3 – say yes, and the the Lord take it.
I chose the 3rd, and hesitantly nodded. He said, “OK, walk around, be free.”
The Holy Spirit fulfilled the promise of Jesus: “Do not be anxious how you are to speak or what you are to say, for what you are to say will be given to you in that hour. For it is not you who speak, but the Spirit of your Father speaking through you.” — Matthew 10:19-20
I stepped forward, read the passage, and talked about grace. How Satan has tried to tell us that our lives get stuck on the lies and brokenness and sin. How Jesus died for us even when we were dead in our sins. We don’t have to get it all together and become clean before Jesus will accept us. I said that He loves us just the way we are, and all we have to do to get to our new identity and healing is to accept God’s love.
I then offered prayer…for situations, health, families.
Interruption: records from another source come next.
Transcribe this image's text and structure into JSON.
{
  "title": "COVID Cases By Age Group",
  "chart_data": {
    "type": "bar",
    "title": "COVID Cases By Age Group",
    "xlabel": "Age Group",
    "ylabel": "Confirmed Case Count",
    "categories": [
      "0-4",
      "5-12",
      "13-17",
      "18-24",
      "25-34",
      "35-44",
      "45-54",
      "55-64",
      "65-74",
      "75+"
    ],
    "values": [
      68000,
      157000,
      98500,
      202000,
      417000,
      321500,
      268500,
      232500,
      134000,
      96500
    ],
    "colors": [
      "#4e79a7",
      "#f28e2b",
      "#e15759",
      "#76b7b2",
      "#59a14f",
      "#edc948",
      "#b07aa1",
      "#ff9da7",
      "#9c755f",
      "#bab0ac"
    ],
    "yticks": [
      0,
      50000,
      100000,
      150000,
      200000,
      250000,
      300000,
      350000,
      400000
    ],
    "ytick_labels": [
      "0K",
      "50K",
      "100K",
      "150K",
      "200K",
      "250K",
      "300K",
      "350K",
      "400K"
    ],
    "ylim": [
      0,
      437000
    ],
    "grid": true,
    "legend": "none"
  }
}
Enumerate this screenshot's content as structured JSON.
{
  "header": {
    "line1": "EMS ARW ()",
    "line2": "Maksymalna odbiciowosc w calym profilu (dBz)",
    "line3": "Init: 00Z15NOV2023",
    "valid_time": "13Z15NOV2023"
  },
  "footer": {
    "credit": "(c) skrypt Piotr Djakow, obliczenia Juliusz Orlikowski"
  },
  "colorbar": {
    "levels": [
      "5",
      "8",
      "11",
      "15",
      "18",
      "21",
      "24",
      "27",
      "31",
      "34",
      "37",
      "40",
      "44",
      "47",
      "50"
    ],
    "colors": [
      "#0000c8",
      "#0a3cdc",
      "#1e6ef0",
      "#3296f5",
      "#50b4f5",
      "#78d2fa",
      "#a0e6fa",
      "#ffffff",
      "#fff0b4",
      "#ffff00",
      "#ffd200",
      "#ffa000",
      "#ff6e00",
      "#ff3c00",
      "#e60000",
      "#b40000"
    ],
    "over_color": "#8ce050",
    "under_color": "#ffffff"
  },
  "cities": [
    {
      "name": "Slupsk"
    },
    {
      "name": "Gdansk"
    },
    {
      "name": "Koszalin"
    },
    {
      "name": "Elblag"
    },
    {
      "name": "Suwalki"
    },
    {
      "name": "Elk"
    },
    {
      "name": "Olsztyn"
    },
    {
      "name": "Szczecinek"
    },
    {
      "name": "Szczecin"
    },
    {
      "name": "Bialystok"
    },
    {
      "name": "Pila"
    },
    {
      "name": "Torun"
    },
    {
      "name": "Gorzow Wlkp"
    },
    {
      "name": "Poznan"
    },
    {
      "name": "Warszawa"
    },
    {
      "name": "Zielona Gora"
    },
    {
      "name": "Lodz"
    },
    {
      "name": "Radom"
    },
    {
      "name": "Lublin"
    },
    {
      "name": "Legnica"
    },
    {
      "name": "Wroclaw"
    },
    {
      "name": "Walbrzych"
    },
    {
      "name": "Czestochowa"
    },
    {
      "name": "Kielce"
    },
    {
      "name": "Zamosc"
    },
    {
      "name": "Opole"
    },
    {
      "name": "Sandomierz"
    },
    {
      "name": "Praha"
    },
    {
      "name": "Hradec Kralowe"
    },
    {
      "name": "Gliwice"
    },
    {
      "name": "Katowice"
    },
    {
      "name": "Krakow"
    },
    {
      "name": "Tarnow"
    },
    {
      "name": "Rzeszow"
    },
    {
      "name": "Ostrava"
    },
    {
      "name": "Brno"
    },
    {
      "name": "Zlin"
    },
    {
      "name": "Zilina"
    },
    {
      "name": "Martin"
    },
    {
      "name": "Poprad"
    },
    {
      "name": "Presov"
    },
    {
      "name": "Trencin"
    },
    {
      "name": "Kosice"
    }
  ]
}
As I turned to the Pastor to ask how to go about that, he said, “First, give the invitation for those who don’t know Jesus.”
Gulp. So I did. I was legitimately nervous, actually wondering what would happen if no one stepped forward. It was that infamous moment of faith: stepping out and sitting in the uncomfortable silence. That necessary element of going beyond what you can control, and giving God center stage, room to work.
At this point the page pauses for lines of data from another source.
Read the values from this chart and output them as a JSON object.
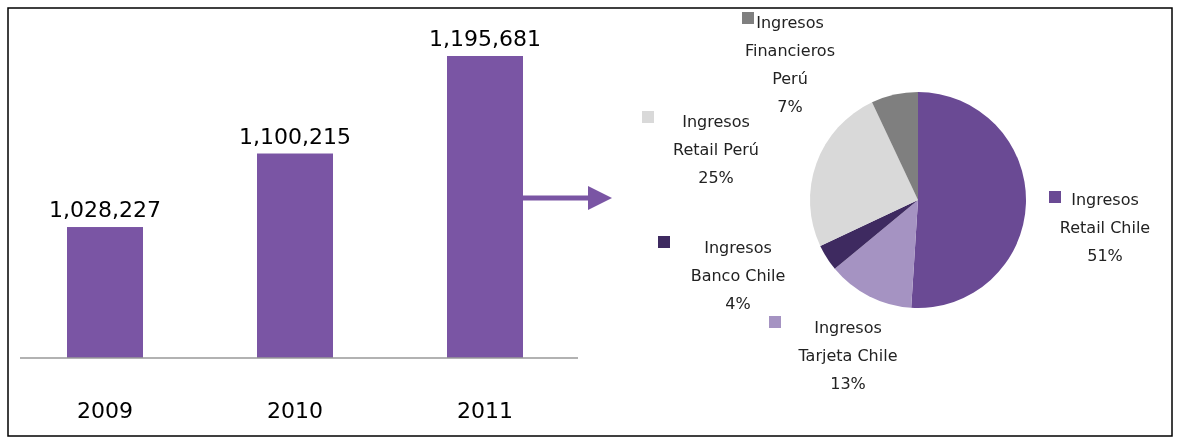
{
  "chart_data": [
    {
      "type": "bar",
      "categories": [
        "2009",
        "2010",
        "2011"
      ],
      "values": [
        1028227,
        1100215,
        1195681
      ],
      "color": "#7a55a4",
      "ylim": [
        900000,
        1195681
      ],
      "tick_labels": "x",
      "data_labels": true,
      "value_labels": [
        "1,028,227",
        "1,100,215",
        "1,195,681"
      ]
    },
    {
      "type": "pie",
      "categories": [
        "Ingresos Retail Chile",
        "Ingresos Tarjeta Chile",
        "Ingresos Banco Chile",
        "Ingresos Retail Perú",
        "Ingresos Financieros Perú"
      ],
      "values": [
        51,
        13,
        4,
        25,
        7
      ],
      "colors": [
        "#6a4a94",
        "#a593c2",
        "#3e2a60",
        "#d9d9d9",
        "#7f7f7f"
      ],
      "data_labels": true,
      "value_labels": [
        "51%",
        "13%",
        "4%",
        "25%",
        "7%"
      ],
      "legend": "top left"
    }
  ]
}
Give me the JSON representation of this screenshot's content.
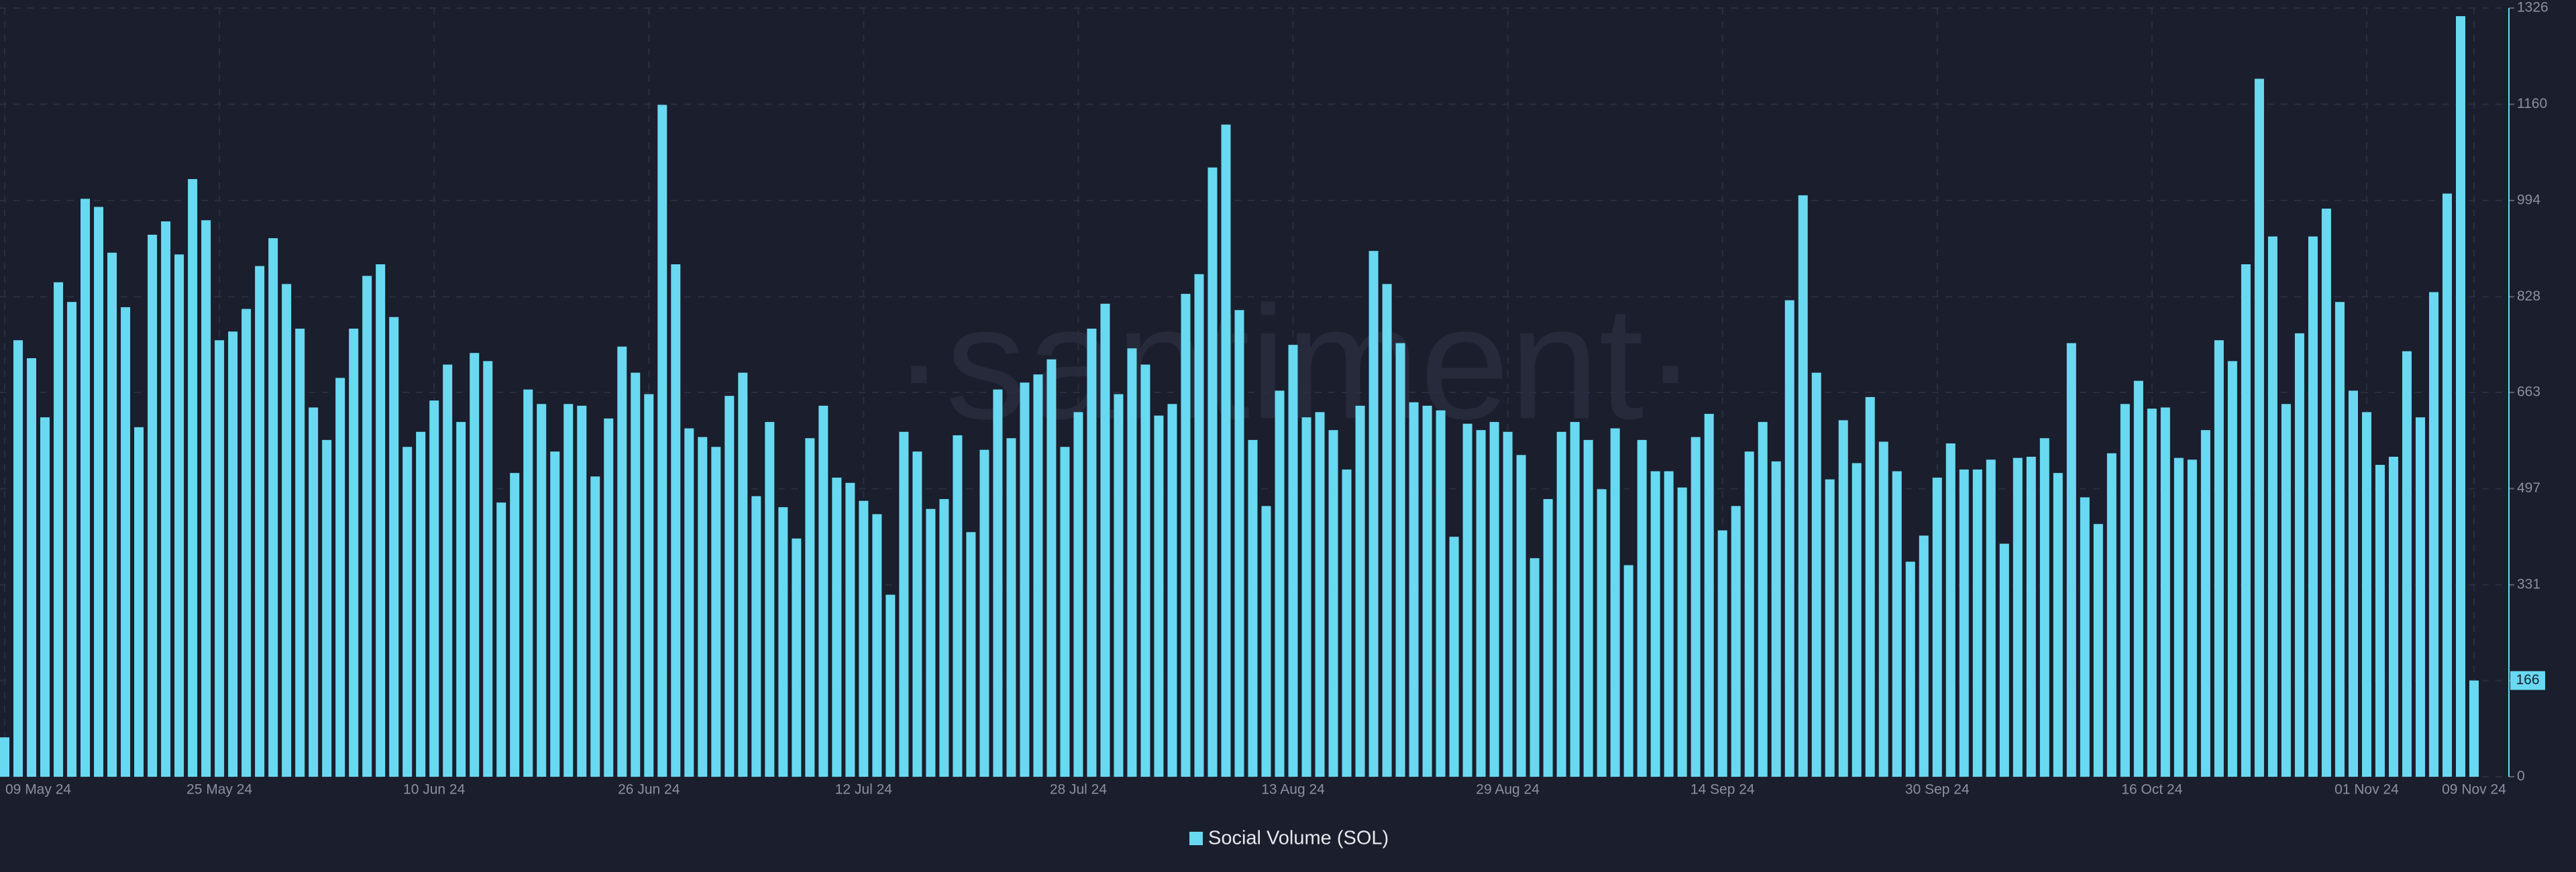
{
  "chart_data": {
    "type": "bar",
    "watermark": "·santiment·",
    "legend": "Social Volume (SOL)",
    "series": [
      {
        "name": "Social Volume (SOL)",
        "color": "#68d9f1",
        "values": [
          68,
          753,
          722,
          620,
          853,
          819,
          997,
          983,
          904,
          810,
          603,
          935,
          958,
          901,
          1031,
          960,
          753,
          768,
          807,
          881,
          929,
          850,
          773,
          637,
          581,
          688,
          773,
          864,
          884,
          793,
          569,
          595,
          649,
          711,
          612,
          731,
          717,
          473,
          524,
          668,
          643,
          561,
          643,
          640,
          518,
          618,
          742,
          697,
          660,
          1159,
          884,
          601,
          586,
          569,
          657,
          697,
          484,
          612,
          465,
          411,
          584,
          640,
          516,
          507,
          476,
          453,
          314,
          595,
          561,
          462,
          479,
          589,
          422,
          564,
          668,
          584,
          680,
          694,
          720,
          569,
          629,
          773,
          816,
          660,
          739,
          711,
          623,
          643,
          833,
          867,
          1051,
          1125,
          805,
          581,
          467,
          666,
          745,
          620,
          629,
          598,
          530,
          640,
          907,
          850,
          748,
          646,
          640,
          632,
          414,
          609,
          598,
          612,
          595,
          555,
          377,
          479,
          595,
          612,
          581,
          496,
          601,
          365,
          581,
          527,
          527,
          499,
          586,
          626,
          425,
          467,
          561,
          612,
          544,
          822,
          1003,
          697,
          513,
          615,
          541,
          655,
          578,
          527,
          371,
          416,
          516,
          575,
          530,
          530,
          547,
          402,
          550,
          552,
          584,
          524,
          748,
          482,
          436,
          558,
          643,
          683,
          635,
          637,
          550,
          547,
          598,
          753,
          717,
          884,
          1204,
          932,
          643,
          765,
          932,
          980,
          819,
          666,
          629,
          538,
          552,
          734,
          620,
          836,
          1006,
          1312,
          166
        ]
      }
    ],
    "categories": [
      "09 May 24",
      null,
      null,
      null,
      null,
      null,
      null,
      null,
      null,
      null,
      null,
      null,
      null,
      null,
      null,
      null,
      "25 May 24",
      null,
      null,
      null,
      null,
      null,
      null,
      null,
      null,
      null,
      null,
      null,
      null,
      null,
      null,
      null,
      "10 Jun 24",
      null,
      null,
      null,
      null,
      null,
      null,
      null,
      null,
      null,
      null,
      null,
      null,
      null,
      null,
      null,
      "26 Jun 24",
      null,
      null,
      null,
      null,
      null,
      null,
      null,
      null,
      null,
      null,
      null,
      null,
      null,
      null,
      null,
      "12 Jul 24",
      null,
      null,
      null,
      null,
      null,
      null,
      null,
      null,
      null,
      null,
      null,
      null,
      null,
      null,
      null,
      "28 Jul 24",
      null,
      null,
      null,
      null,
      null,
      null,
      null,
      null,
      null,
      null,
      null,
      null,
      null,
      null,
      null,
      "13 Aug 24",
      null,
      null,
      null,
      null,
      null,
      null,
      null,
      null,
      null,
      null,
      null,
      null,
      null,
      null,
      null,
      "29 Aug 24",
      null,
      null,
      null,
      null,
      null,
      null,
      null,
      null,
      null,
      null,
      null,
      null,
      null,
      null,
      null,
      "14 Sep 24",
      null,
      null,
      null,
      null,
      null,
      null,
      null,
      null,
      null,
      null,
      null,
      null,
      null,
      null,
      null,
      "30 Sep 24",
      null,
      null,
      null,
      null,
      null,
      null,
      null,
      null,
      null,
      null,
      null,
      null,
      null,
      null,
      null,
      "16 Oct 24",
      null,
      null,
      null,
      null,
      null,
      null,
      null,
      null,
      null,
      null,
      null,
      null,
      null,
      null,
      null,
      "01 Nov 24",
      null,
      null,
      null,
      null,
      null,
      null,
      null,
      "09 Nov 24"
    ],
    "ylim": [
      0,
      1326
    ],
    "yticks": [
      0,
      166,
      331,
      497,
      663,
      828,
      994,
      1160,
      1326
    ],
    "grid": true,
    "legend_position": "bottom"
  }
}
So we waited. Men started making their way down to us. First one, then five, then ten. Finally the flow ebbed, and I stood there and counted FOURTEEN men standing in front of me. Prisoners, thieves, murderers, humans that wanted to accept the most incomprehensible, mysterious gift in the universe. That were ready to depend on the power of God Almighty to get to the next page: their new identity.
So we prayed. These men raised their hands to heaven and I wish I had a picture to solidify the mental picture I have of these men with their heads bowed and hands raised in humility and surrender.
So God used ME, my mouth, to guide them through a salvation prayer. I spoke, the Pastor translated, they repeated. After we said Amen, I looked into their eyes and told them a real change has taken place in the spiritual realm, in their spirits today. I was amazed, humbled, and excited — to say the least.
Once we dismissed, the Pastor came up beaming. “Wow, guys, we are truly blessed today.”
Yes, yes we were.
This Pastor runs the Prison ministry, and is able to follow up with these 14 men, and the 3 more that accepted Christ the next week!
Praise the Lord for real change happening in every corner of the world!
Our time in Africa is coming to a close. On March 1st, we are leaving for ASIA! The first stop: the Philippines! Please pray for my team as we work to help build a new ministry called Go! Philippines.